Walikale: MSF alerte sur le manque de ressources médicales pour la prise en charge de plus de 700 réfugiés à l’hôpital général
Hôpital général de Walikale, Nord-Kivu
AFP
L’organisation internationale Médecins Sans Frontières (MSF) a publié un communiqué ce mercredi 2 avril, signalant que plus de 700 personnes déplacées se sont réfugiées à l’hôpital général de Walikale, au Nord-Kivu, exacerbant la pression sur des ressources médicales déjà limitées.
MSF a souligné que, ces derniers jours, la situation a continué de se détériorer, la violence ayant gravement affecté l’accès aux soins de santé. Environ 80 % de la population a fui la ville, terrifiée par les tirs d’artillerie et la menace des hostilités.
Dans son communiqué, MSF a révélé que l’escalade des combats entre les FARDC et le M23/AFC, ainsi que leurs alliés respectifs, dans le Nord-Kivu, a atteint la ville de Walikale le 19 mars, piégeant le personnel de MSF à leur base et à l’hôpital.
« Nos équipes doivent suspendre leurs activités médicales lorsque des combats éclatent et ne peuvent pas se déplacer en toute sécurité.
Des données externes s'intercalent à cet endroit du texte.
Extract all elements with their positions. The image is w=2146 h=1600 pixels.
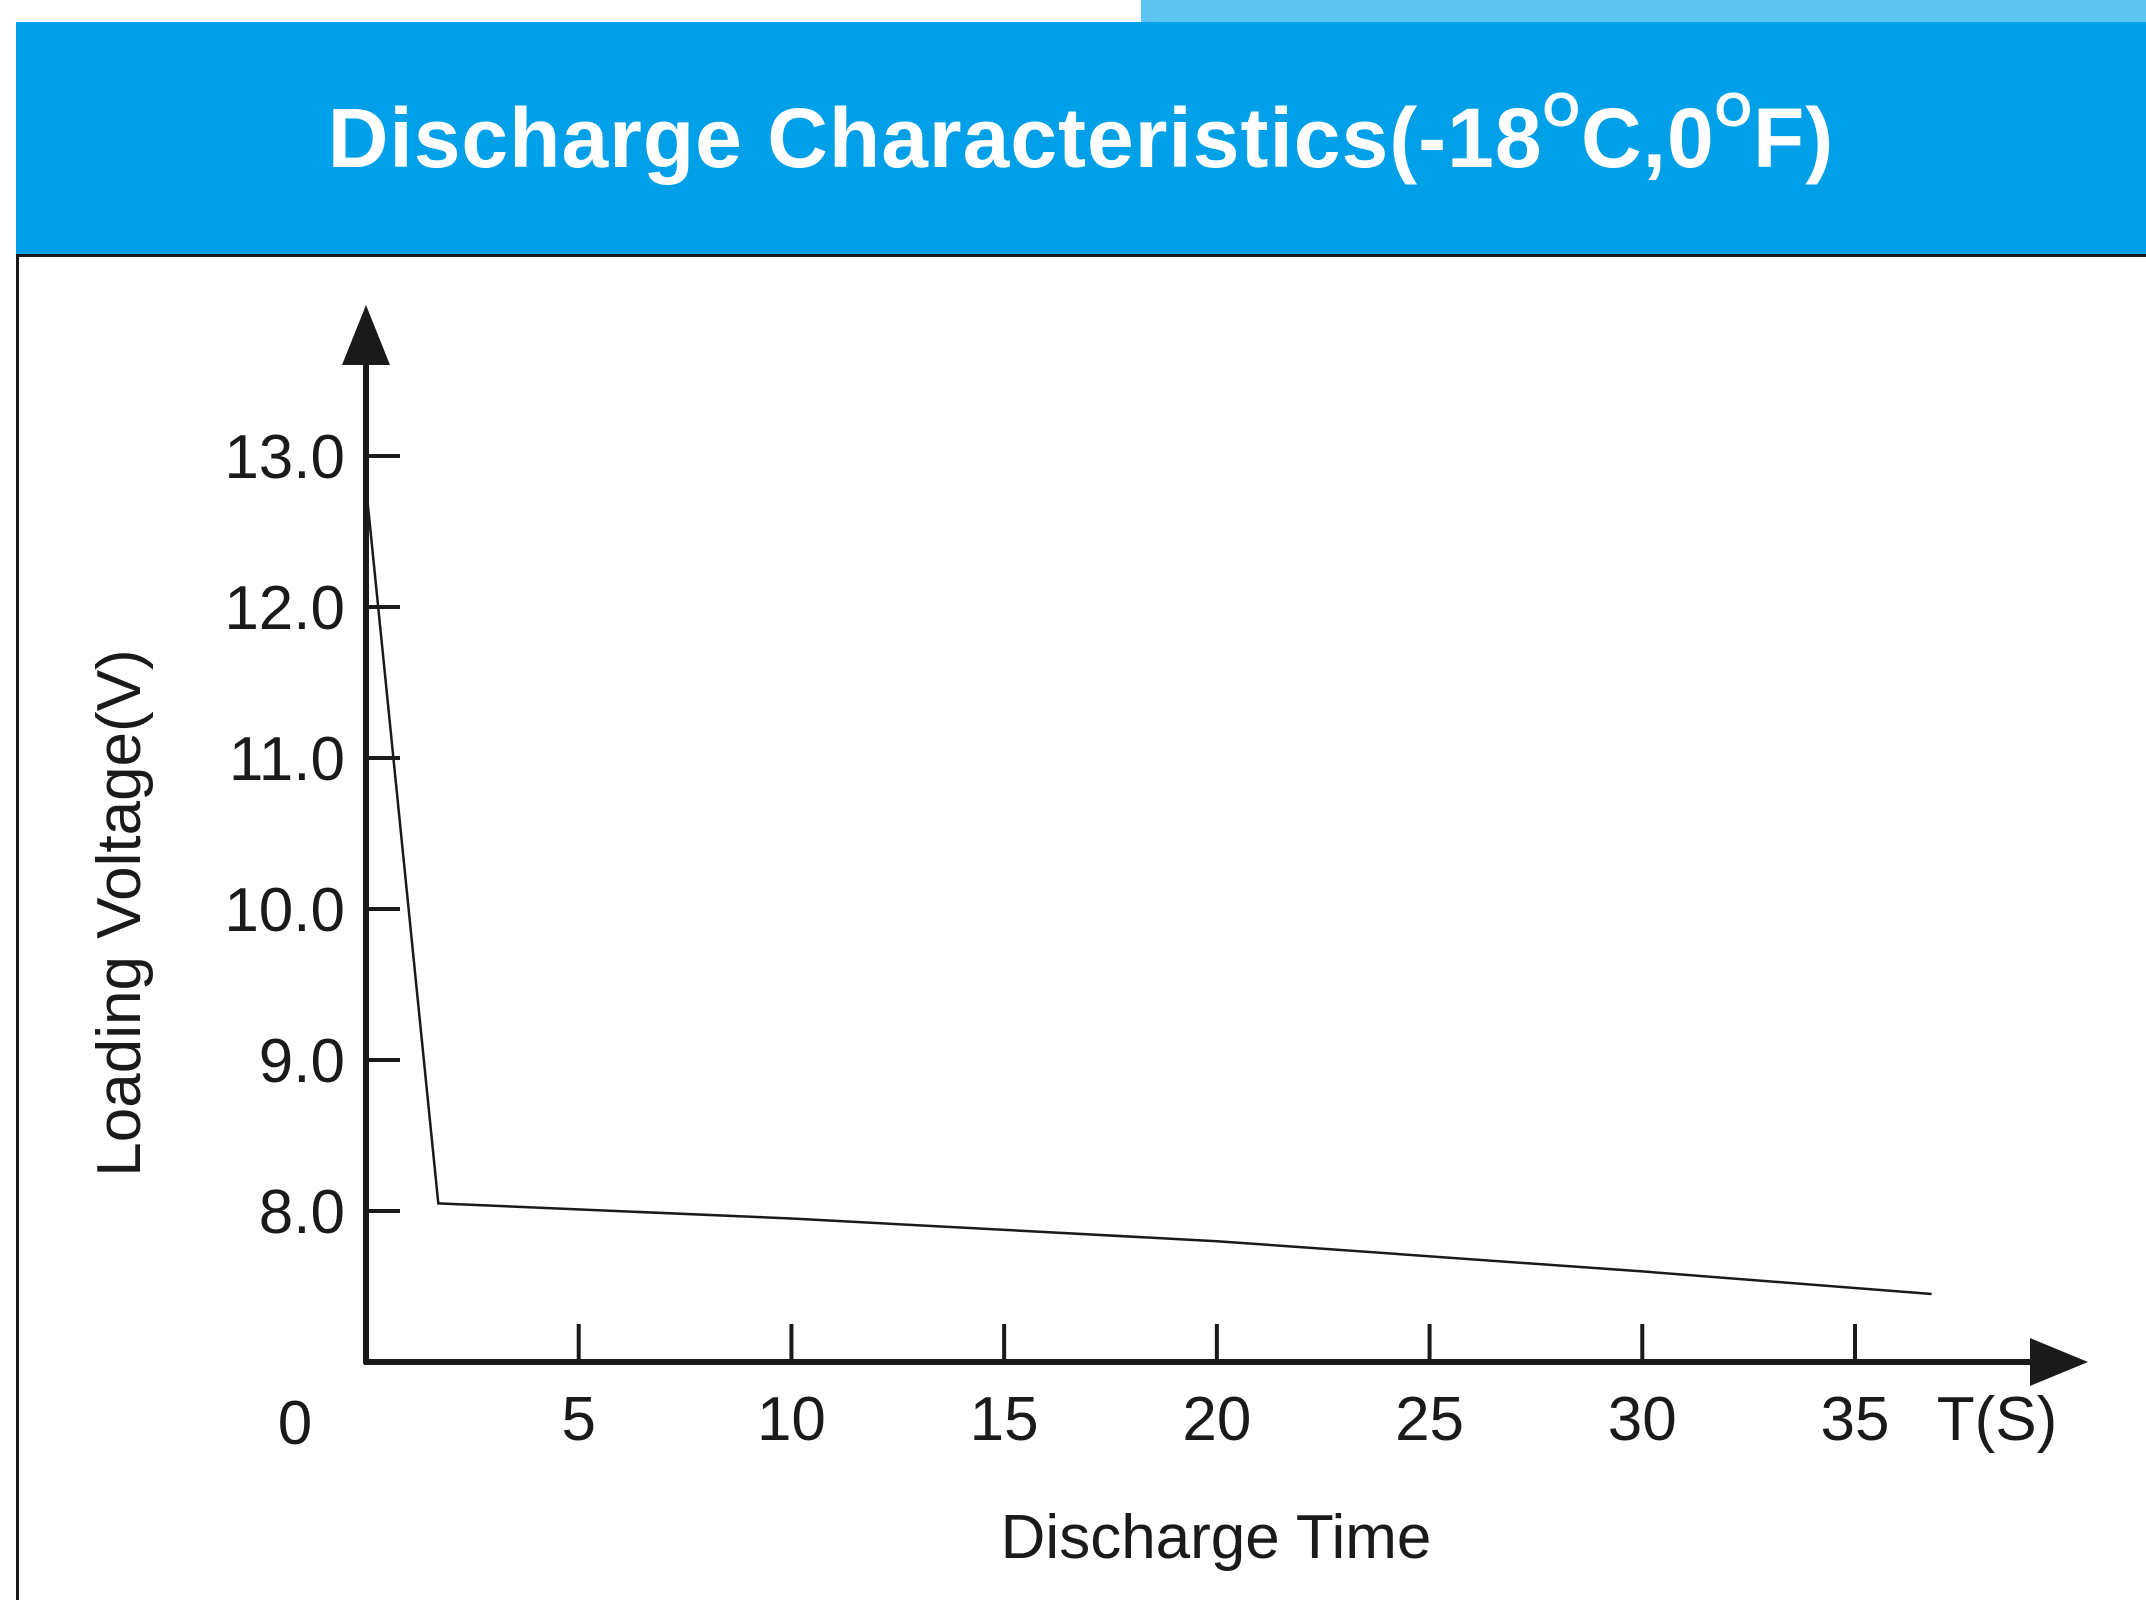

La sécurité de notre personnel et de nos patients est notre priorité absolue », a déclaré Natalia Torrent, responsable des programmes de MSF au Nord-Kivu.
Elle a également signalé des tirs intenses entendus à proximité de leur base, soulignant les risques extrêmes auxquels sont confrontés les travailleurs de la santé et les communautés qu’ils servent.
« Il y a deux semaines, un tir croisant a touché notre base logistique, endommageant nos infrastructures et plusieurs de nos véhicules. Des explosions massives ont été signalées près de l’hôpital général de la ville, où MSF aide le ministère de la Santé à fournir des soins médicaux », a-t-elle précisé.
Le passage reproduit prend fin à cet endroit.